Sanremo. «La detenzione dei migranti in un container alla frontiera italo-francese è profondamente ingiusta sia perché si tratta di detenzione di persone che non dovrebbero essere soggette a detenzione, sia perché viene fatta con modalità e in situazioni che non sono corrette dal punto di vista del rispetto della dignità umana, dei suoi diritti e della sua libertà».

Sono le parole di condanna all’atteggiamento tenuto dalla Francia nei confronti dei migranti pronunciate dal vescovo della diocesi di Ventimiglia-Sanremo, monsignor Antonio Suetta, al termine di una lunga intervista durante la quale sua eccellenza ha commentato il risultato della recente ‘Operazione Patroclo‘ della Guardia di Finanza, coordinata dalla Procura di Imperia, che ha portato all’arresto di quattro persone considerate soci occulti della cooperativa Caribu, che gestiva due centri di accoglienza straordinaria dei migranti sul territorio imperiese: a Sanremo e Vallecrosia.

«Purtroppo non è un fatto nuovo – ha esordito monsignor Suetta che, sia attraverso la Caritas diocesana che mettendo a disposizione locali della curia si è sempre speso per accogliere gli stranieri e tutelare i loro diritti, seguendo l’insegnamento di papa Francesco -. La cronaca ci ha riportato spesso situazioni di questo genere, molto incresciose per la disumanità e per una logica spietata del profitto.
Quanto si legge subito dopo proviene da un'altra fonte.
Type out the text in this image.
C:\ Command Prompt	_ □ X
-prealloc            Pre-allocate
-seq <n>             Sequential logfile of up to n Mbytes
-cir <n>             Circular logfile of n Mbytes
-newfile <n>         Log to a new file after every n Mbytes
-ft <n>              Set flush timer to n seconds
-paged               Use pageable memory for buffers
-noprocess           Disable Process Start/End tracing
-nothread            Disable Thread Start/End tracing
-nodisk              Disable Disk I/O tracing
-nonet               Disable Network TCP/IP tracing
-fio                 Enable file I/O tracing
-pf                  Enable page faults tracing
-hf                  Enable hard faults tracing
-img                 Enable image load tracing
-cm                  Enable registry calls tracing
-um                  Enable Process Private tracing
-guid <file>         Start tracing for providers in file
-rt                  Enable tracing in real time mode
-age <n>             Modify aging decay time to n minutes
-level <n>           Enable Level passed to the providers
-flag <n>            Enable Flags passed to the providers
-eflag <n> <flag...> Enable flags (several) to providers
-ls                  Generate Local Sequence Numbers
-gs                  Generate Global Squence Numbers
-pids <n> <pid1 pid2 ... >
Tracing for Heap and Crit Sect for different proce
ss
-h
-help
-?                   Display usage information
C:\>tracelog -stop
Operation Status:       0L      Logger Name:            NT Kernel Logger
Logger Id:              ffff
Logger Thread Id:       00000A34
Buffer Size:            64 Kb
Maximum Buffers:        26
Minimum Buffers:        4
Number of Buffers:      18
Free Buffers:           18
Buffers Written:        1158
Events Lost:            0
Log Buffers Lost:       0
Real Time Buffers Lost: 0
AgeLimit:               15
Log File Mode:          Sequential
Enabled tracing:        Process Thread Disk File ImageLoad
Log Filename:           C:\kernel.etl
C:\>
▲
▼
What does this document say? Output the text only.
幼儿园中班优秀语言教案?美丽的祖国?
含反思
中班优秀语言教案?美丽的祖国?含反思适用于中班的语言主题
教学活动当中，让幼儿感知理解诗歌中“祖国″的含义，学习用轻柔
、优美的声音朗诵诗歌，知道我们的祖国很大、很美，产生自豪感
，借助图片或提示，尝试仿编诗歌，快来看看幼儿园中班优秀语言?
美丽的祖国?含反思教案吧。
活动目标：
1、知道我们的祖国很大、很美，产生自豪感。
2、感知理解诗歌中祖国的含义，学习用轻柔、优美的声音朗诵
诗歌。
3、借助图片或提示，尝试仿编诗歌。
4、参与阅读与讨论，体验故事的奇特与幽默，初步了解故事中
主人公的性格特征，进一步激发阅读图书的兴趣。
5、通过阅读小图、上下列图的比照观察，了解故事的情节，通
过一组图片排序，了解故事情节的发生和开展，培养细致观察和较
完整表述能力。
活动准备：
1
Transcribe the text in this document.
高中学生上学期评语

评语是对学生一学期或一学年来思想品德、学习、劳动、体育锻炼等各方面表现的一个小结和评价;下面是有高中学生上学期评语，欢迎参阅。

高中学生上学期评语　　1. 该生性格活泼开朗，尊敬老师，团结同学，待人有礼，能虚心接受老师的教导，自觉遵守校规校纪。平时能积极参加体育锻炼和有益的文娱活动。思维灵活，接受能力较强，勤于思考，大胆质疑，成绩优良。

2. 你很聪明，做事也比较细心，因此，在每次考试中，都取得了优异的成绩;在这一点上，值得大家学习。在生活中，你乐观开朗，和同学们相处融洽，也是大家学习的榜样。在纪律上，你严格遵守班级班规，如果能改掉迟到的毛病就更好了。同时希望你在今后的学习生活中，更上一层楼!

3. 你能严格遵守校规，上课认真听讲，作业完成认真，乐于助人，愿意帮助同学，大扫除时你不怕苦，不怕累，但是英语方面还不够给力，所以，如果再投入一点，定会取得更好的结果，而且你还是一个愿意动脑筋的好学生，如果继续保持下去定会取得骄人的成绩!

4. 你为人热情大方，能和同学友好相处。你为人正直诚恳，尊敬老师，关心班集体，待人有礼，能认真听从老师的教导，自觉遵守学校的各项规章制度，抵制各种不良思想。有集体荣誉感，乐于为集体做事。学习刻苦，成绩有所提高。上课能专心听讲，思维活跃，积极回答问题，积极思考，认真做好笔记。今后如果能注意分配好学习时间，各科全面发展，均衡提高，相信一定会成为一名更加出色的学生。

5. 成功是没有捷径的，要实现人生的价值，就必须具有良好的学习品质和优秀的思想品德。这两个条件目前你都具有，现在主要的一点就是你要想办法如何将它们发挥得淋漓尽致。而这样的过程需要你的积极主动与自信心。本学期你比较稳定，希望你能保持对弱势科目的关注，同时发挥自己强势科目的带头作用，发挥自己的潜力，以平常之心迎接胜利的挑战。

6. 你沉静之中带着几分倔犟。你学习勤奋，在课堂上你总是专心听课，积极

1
A me dispiace molto che questo triste fenomeno abbia segnato anche il nostro territorio».

Un fenomeno, quello esploso nell’estate del 2015, che «da una parte è legato soprattutto alla chiusura della frontiera francese», sottolinea il vescovo, che precisa: «In realtà le persone coinvolte da questo blocco alla frontiera italo-francese non coincidono con le persone che chiedono accoglienza sul territorio nazionale e che quindi entrano in altri circuiti. Noi ci siamo occupati sia dell’una che dell’altra situazione. A Ventimiglia abbiamo dato inizialmente accoglienza alle tante persone che si trovavano bloccate al confine e tutt’ora collaboriamo anche con l’attività meglio strutturata e organizzata del campo di accoglienza al Parco Roja. E poi, sull’altro versante, abbiamo aderito all’accoglienza dei richiedenti asilo inserendoci nei progetti Sprar e Cas che lo Stato, concretamente la Prefettura, organizza e coordina sul territorio». I richiedenti asilo sono così stati accolti a ‘Casa papa Francesco’, a Sanremo, e nell’edificio dell’ex seminario a Bordighera.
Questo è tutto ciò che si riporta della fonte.